Even the name itself is a reference to Vladimir Putin’s lie about the invasion as
just a “special military operation.”
The project is an extension of the advocacy that Strimbeanu has focused on throughout his career.
In his
current home country of Slovakia, his work has challenged homophobia. In a 2021 campaign with Absolut Vodka, they posed the question: “Would you still love me if I were gay?”
This year, their campaign revolved around the slogan “Every Love is Love.”
Beyond the advertisements, Strimbeanu, Jandl, and Absolut changed the Slovakian
dictionary definition of love that was confined to heterosexual love.

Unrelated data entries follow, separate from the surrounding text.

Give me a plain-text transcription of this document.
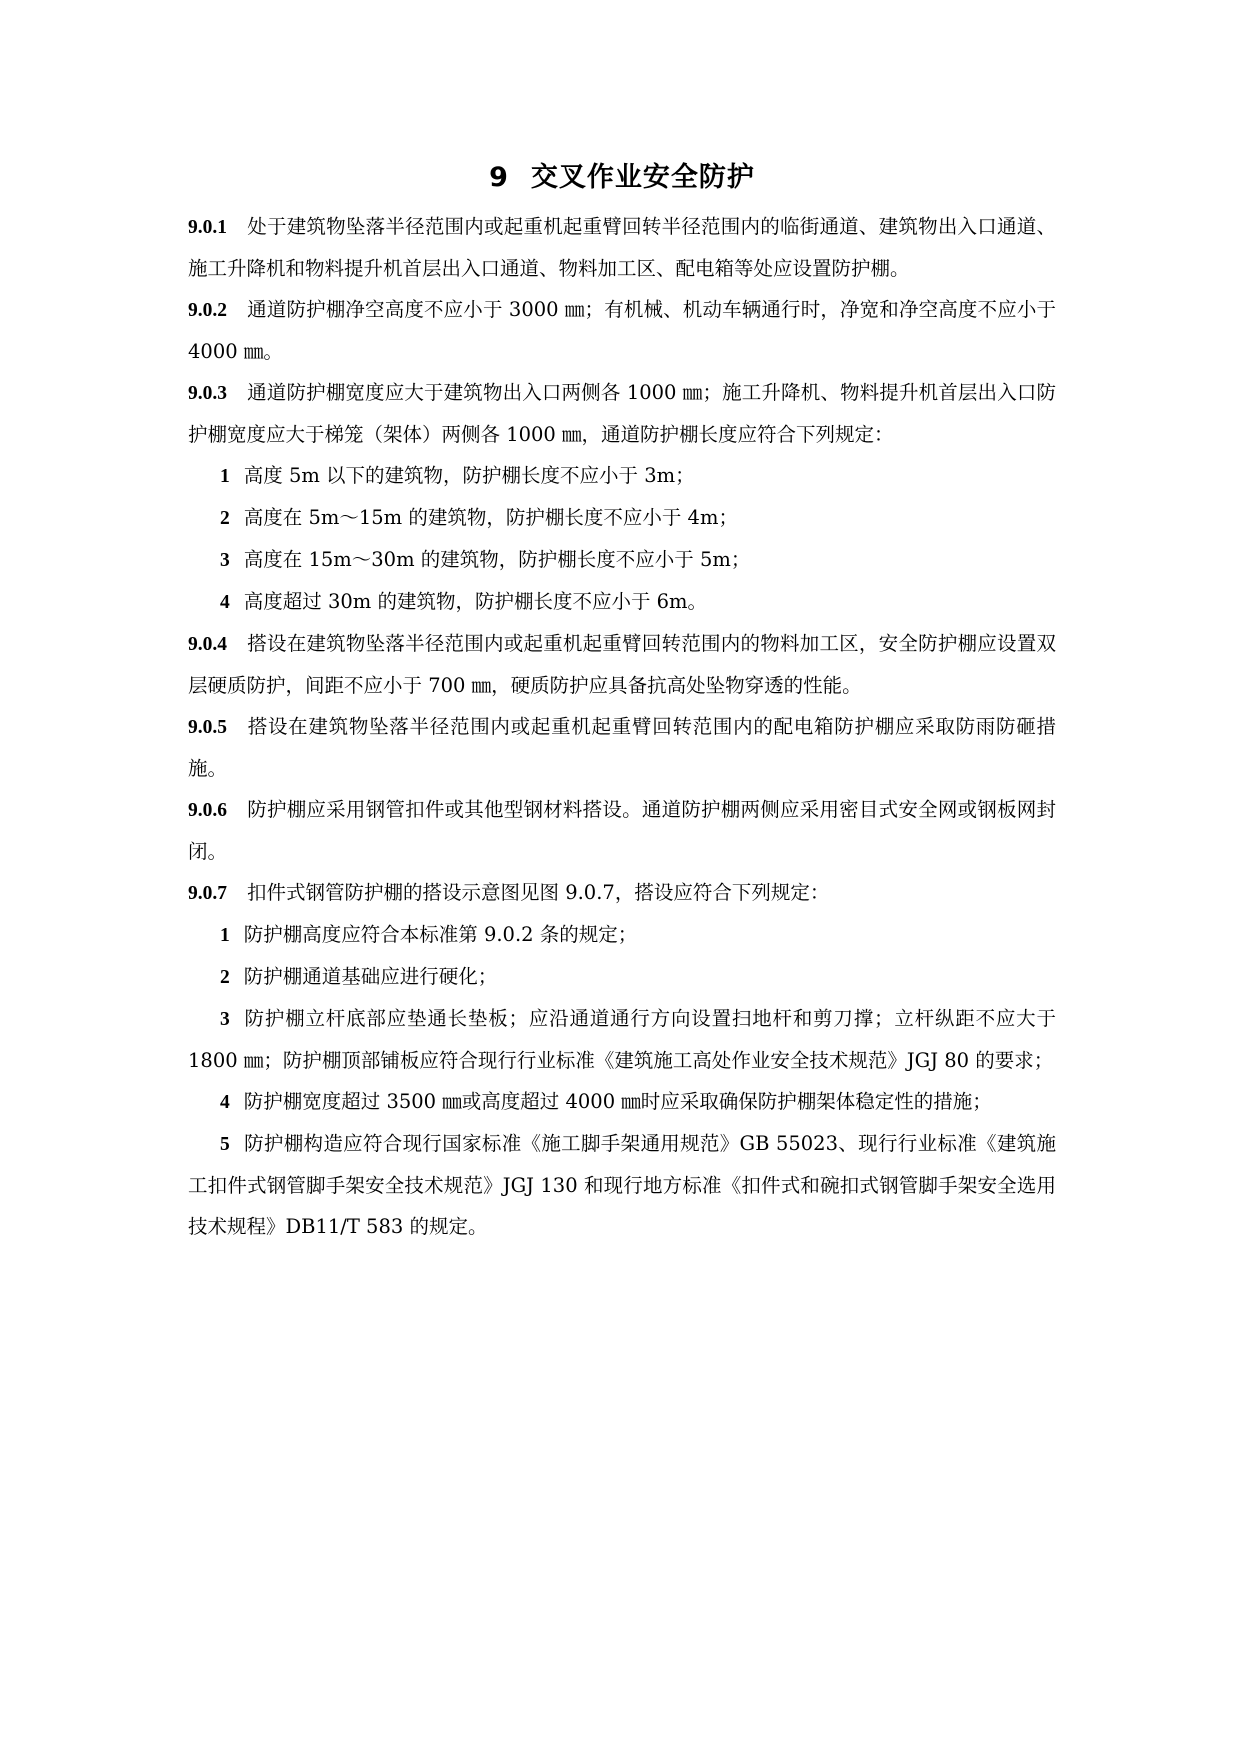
9 交叉作业安全防护

9.0.1 处于建筑物坠落半径范围内或起重机起重臂回转半径范围内的临街通道、建筑物出入口通道、施工升降机和物料提升机首层出入口通道、物料加工区、配电箱等处应设置防护棚。

9.0.2 通道防护棚净空高度不应小于 3000 ㎜；有机械、机动车辆通行时，净宽和净空高度不应小于 4000 ㎜。

9.0.3 通道防护棚宽度应大于建筑物出入口两侧各 1000 ㎜；施工升降机、物料提升机首层出入口防护棚宽度应大于梯笼（架体）两侧各 1000 ㎜，通道防护棚长度应符合下列规定：

1 高度 5m 以下的建筑物，防护棚长度不应小于 3m；

2 高度在 5m～15m 的建筑物，防护棚长度不应小于 4m；

3 高度在 15m～30m 的建筑物，防护棚长度不应小于 5m；

4 高度超过 30m 的建筑物，防护棚长度不应小于 6m。

9.0.4 搭设在建筑物坠落半径范围内或起重机起重臂回转范围内的物料加工区，安全防护棚应设置双层硬质防护，间距不应小于 700 ㎜，硬质防护应具备抗高处坠物穿透的性能。

9.0.5 搭设在建筑物坠落半径范围内或起重机起重臂回转范围内的配电箱防护棚应采取防雨防砸措施。

9.0.6 防护棚应采用钢管扣件或其他型钢材料搭设。通道防护棚两侧应采用密目式安全网或钢板网封闭。

9.0.7 扣件式钢管防护棚的搭设示意图见图 9.0.7，搭设应符合下列规定：

1 防护棚高度应符合本标准第 9.0.2 条的规定；

2 防护棚通道基础应进行硬化；

3 防护棚立杆底部应垫通长垫板；应沿通道通行方向设置扫地杆和剪刀撑；立杆纵距不应大于 1800 ㎜；防护棚顶部铺板应符合现行行业标准《建筑施工高处作业安全技术规范》JGJ 80 的要求；

4 防护棚宽度超过 3500 ㎜或高度超过 4000 ㎜时应采取确保防护棚架体稳定性的措施；

5 防护棚构造应符合现行国家标准《施工脚手架通用规范》GB 55023、现行行业标准《建筑施工扣件式钢管脚手架安全技术规范》JGJ 130 和现行地方标准《扣件式和碗扣式钢管脚手架安全选用技术规程》DB11/T 583 的规定。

Spurred by the campaign, an accompanying petition, and social unrest caused by a homophobic terrorist attack in the
country in October, the Slovak National Academy of Sciences changed the definition to one that was more inclusive.
“I’m proud that we had a part to play in this
change, which might be small, but can be a starting point,” says Strimbeanu.
Strimbeanu is a decorated leader and creative in the advertising field with over 12
years of experience with agencies large and small. The serious aspects of his work are belied by a childlike, creative spirit.
“It’s a childish profession in a way,”
he jokes. “You have to have some humor.” For inspiration, he turns to hip-hop artist Lupe Fiasco, who he calls “an extremely good copywriter,” for his ability to fit so much
meaning into a single line or word.
Of course, he has to temper that part of himself, now that he mentors and leads the next generation of creatives -- but he says that this
makes it all the more rewarding. “I’m consistently surprised by their growth. They have such amazing ideas, and it shames and spurs me to come up with my own.”